It's still not easy being green
With new emissions standards about to kick in, Maersk seeks low-sulfur fuel in paper mill waste.
Marine cargo carriers are scrambling to prepare for "IMO 2020," a set of new environmental regulations that kick in Jan. 1. The regulations, issued by the International Maritime Organization (IMO), are designed to curb pollution by banning ships from using fuel with a sulfur content higher than 0.5%. That's down from the previous limit of 3.5%, which was established in 2012.
Low-sulfur fuel is more expensive than the traditional, sludgy "bunker" fuel, however, so container carriers are looking for green alternatives. Now, Danish shipping giant A.P. Møller - Maersk thinks it may have found a winning mix in an unlikely place—a waste byproduct of pulp and paper mills that is usually burned to produce steam and electricity.

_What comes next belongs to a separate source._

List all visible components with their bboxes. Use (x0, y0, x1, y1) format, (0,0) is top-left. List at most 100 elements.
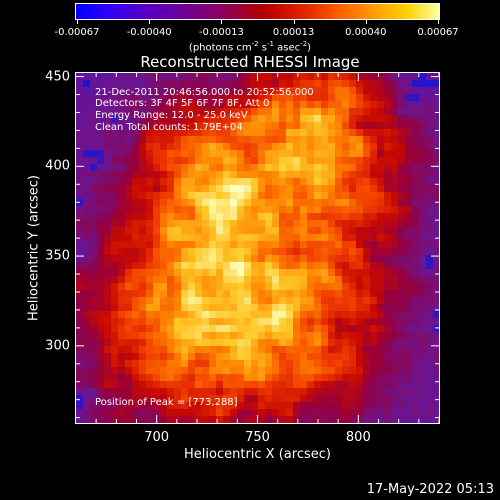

Maersk is exploring the use of LEO, a blend of ethanol, the plant-based gasoline substitute, and lignin, a structural bio-polymer that contributes to the rigidity of plants. The company says that lignin is easy to find; it is isolated in large quantities as a byproduct in paper factories.
To explore LEO's potential as a maritime fuel, Maersk has teamed up with the Norwegian/Swedish shipping company Wallenius Wilhelmsen Logistics to collaborate with Copenhagen University and major customers including BMW Group, H&M Group, Levi Strauss & Co., and Marks & Spencer.
The resulting LEO Coalition plans to explore the environmental and commercial viability of using the new fuel for containerships. "Shipping requires bespoke low-carbon fuel solutions [that] can make the leap from the laboratory to the global shipping fleet. Initiatives such as the LEO Coalition are an important catalyst in this process," recently departed Maersk Chief Operating Officer Søren Toft said in a release.